The new roll-out will complete the liquidity spectrum of Goldbridge’s investment vehicles – offering investors a range of products with different liquidity and investment features that are specifically targeting different types of opportunities in the diverse credit space.
Shewaram’s Global Credit Opportunities fund operates at the most liquid end as a liquid long/short credit-driven macro trading strategy, with monthly subscriptions and monthly redemptions.
GCO seeks to exploit fundamental and relative-value alpha and beta opportunities in global credit markets – targeting mainly the investment grade credit space, but also speculative and emerging market credits – and between asset classes such as bonds and equities.
Rooted in proprietary value-based research by Shewaram’s five-strong team of analysts and traders, the strategy also employs an active macro overlay strategy across rates, currency and equity markets, and will also use leverage on occasion to enhance value-driven opportunities.
Germano’s Credit Value fund is structured in a less liquid fashion – with redemptions being quarterly and with a one-year lock-up – to reflect its greater focus on deep value investing opportunities, with a preference for event-driven situations that can produce an attractive current income while the event or catalyst plays out for principal upside.
Although taking a fundamental value-driven view and focusing predominantly on European sub-investment grade loans and bonds, the Credit Value fund can also take opportunistic positions across the various asset classes – and the six-strong team operating under Germano place high emphasis on capital preservation, downside protection and hedging market risk in what is generally a fairly long-biased credit portfolio.
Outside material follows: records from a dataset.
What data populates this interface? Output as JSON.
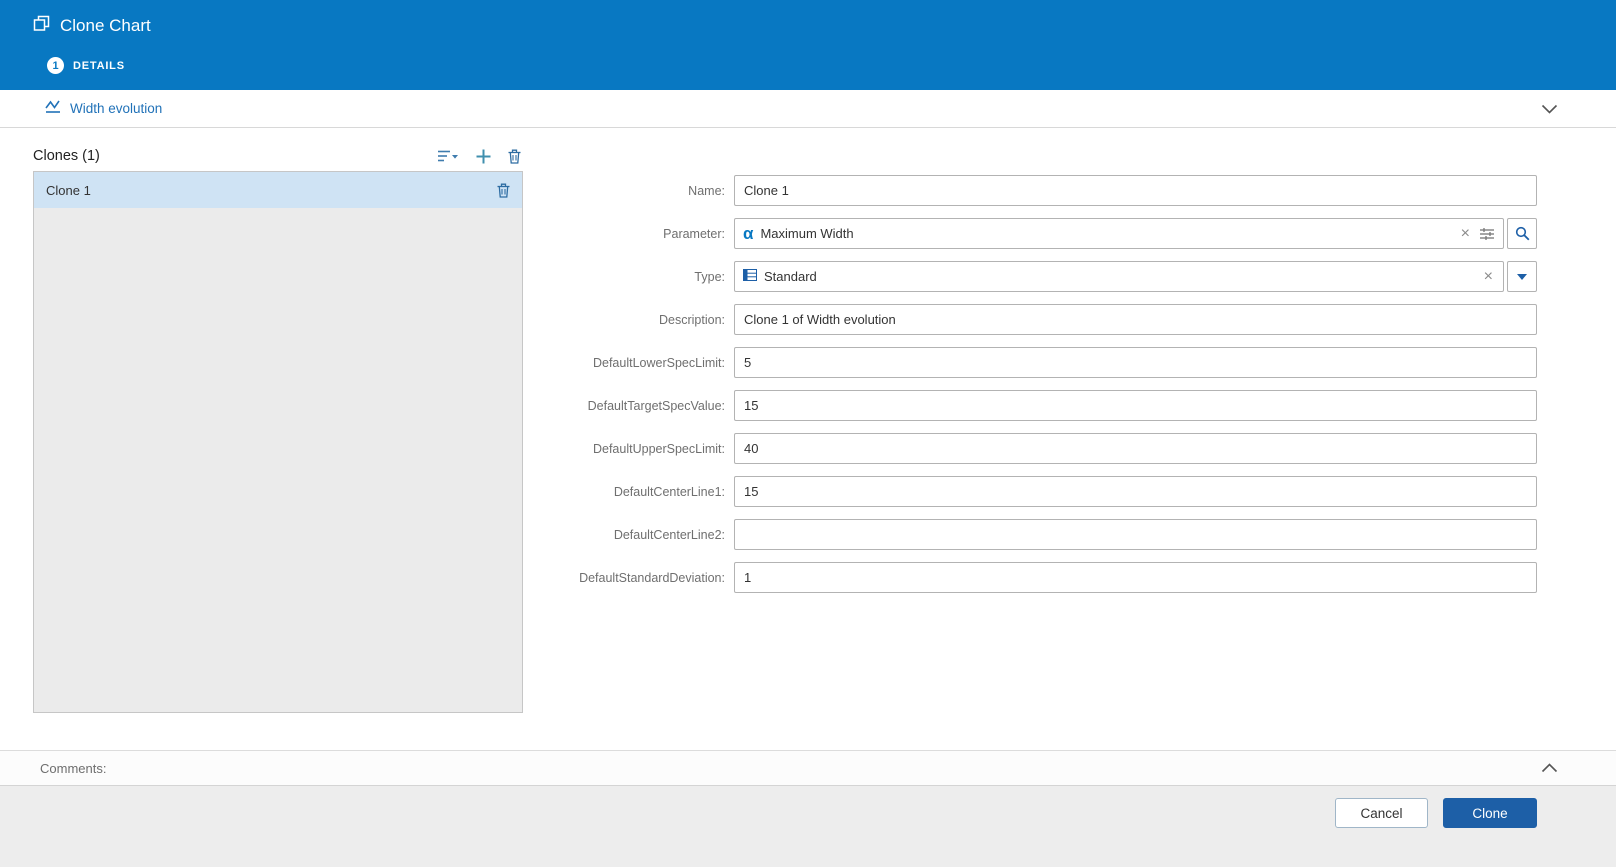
{
  "header": {
    "title": "Clone Chart",
    "step_number": "1",
    "step_label": "DETAILS"
  },
  "subheader": {
    "chart_name": "Width evolution"
  },
  "clones_panel": {
    "title": "Clones (1)",
    "items": [
      {
        "name": "Clone 1",
        "selected": true
      }
    ]
  },
  "form": {
    "name": {
      "label": "Name:",
      "value": "Clone 1"
    },
    "parameter": {
      "label": "Parameter:",
      "value": "Maximum Width"
    },
    "type": {
      "label": "Type:",
      "value": "Standard"
    },
    "description": {
      "label": "Description:",
      "value": "Clone 1 of Width evolution"
    },
    "lower_spec": {
      "label": "DefaultLowerSpecLimit:",
      "value": "5"
    },
    "target_spec": {
      "label": "DefaultTargetSpecValue:",
      "value": "15"
    },
    "upper_spec": {
      "label": "DefaultUpperSpecLimit:",
      "value": "40"
    },
    "center_line1": {
      "label": "DefaultCenterLine1:",
      "value": "15"
    },
    "center_line2": {
      "label": "DefaultCenterLine2:",
      "value": ""
    },
    "std_dev": {
      "label": "DefaultStandardDeviation:",
      "value": "1"
    }
  },
  "comments": {
    "label": "Comments:"
  },
  "footer": {
    "cancel_label": "Cancel",
    "clone_label": "Clone"
  },
  "icons": {
    "header": "clone-icon",
    "chart": "line-chart-icon",
    "sort": "sort-icon",
    "add": "plus-icon",
    "delete": "trash-icon",
    "parameter": "alpha-icon",
    "filter": "filter-icon",
    "search": "magnifier-icon",
    "type": "table-icon",
    "dropdown": "caret-down-icon",
    "collapse": "chevron-icon"
  },
  "colors": {
    "header_blue": "#0878c2",
    "primary_button": "#1d5fa7",
    "selected_row": "#cfe3f4",
    "link_blue": "#2172b8"
  }
}
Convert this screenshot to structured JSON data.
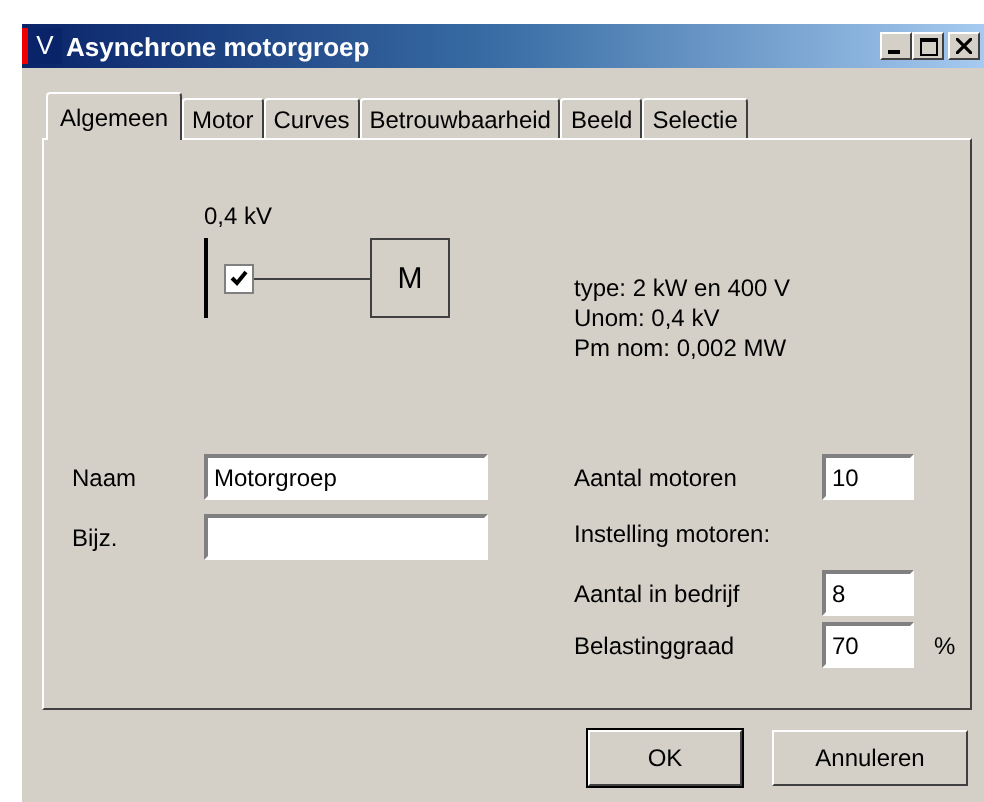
{
  "window": {
    "icon_letter": "V",
    "title": "Asynchrone motorgroep"
  },
  "tabs": [
    {
      "label": "Algemeen",
      "selected": true
    },
    {
      "label": "Motor",
      "selected": false
    },
    {
      "label": "Curves",
      "selected": false
    },
    {
      "label": "Betrouwbaarheid",
      "selected": false
    },
    {
      "label": "Beeld",
      "selected": false
    },
    {
      "label": "Selectie",
      "selected": false
    }
  ],
  "diagram": {
    "voltage": "0,4 kV",
    "switch_checked": true,
    "motor_symbol": "M",
    "info": [
      "type: 2 kW en 400 V",
      "Unom: 0,4 kV",
      "Pm nom: 0,002 MW"
    ]
  },
  "left_fields": [
    {
      "label": "Naam",
      "value": "Motorgroep"
    },
    {
      "label": "Bijz."
    }
  ],
  "aantal_motoren": {
    "label": "Aantal motoren",
    "value": "10"
  },
  "instelling_heading": "Instelling motoren:",
  "settings": [
    {
      "label": "Aantal in bedrijf",
      "value": "8"
    },
    {
      "label": "Belastinggraad",
      "value": "70",
      "unit": "%"
    }
  ],
  "buttons": [
    {
      "label": "OK",
      "default": true
    },
    {
      "label": "Annuleren",
      "default": false
    }
  ]
}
The Credit Value Fund has started strongly – up by almost 7% to the end of October after five consecutive months of increasingly strong positive returns – while the Global Credit Opportunities Fund is up by around 0.5% after its first four months of trading, having made 1% in October after giving back earlier gains in September’s unsettled market conditions.
Given the array of dislocations, inefficiencies, new regulations and structural changes across the credit markets – not just in the Eurozone, but globally – the Goldbridge partners are confident that the sector will present highly attractive multi-year opportunities for investors and managers.
But they are equally adamant that those opportunities can only be properly realised by ensuring that the right structures are used to target different types of investment styles and strategies – and by ensuring that managers and investors are fully aligned, both over the short and long term.
“What the 2008 crisis showed is that it is vital to have the right kinds of structures to target different kinds of opportunities, and that getting the asset/liability match right upfront is absolutely critical,” says Germano.
“In creating Goldbridge we have tried to take a step back and think about what happened. Living through that kind of crisis is a lesson that has reshaped our thinking about the asset management business – and we have worked really hard to create something different and meaningful.”
In areas like fund structures, capacity, remuneration and governance, she says, Goldbridge has been engaged in active discourse with investors to ensure that all parties are on the same page from the outset – and that clients understand, and support, the whole ethos and philosophy of what the firm is trying to do.
“We may be a young firm, but our collective experience is very extensive,” she says. “We have one of the longest-established sub-investment grade and investment grade credit teams in the business – and we think the multi-year opportunities in our asset class are enormous.
“But experience has shown that you need to have the right long-term incentive structure to generate the most consistent and sustainable results for investors and for all the partners – and we have taken great care to ensure that we set things up in the right way, right from the start.”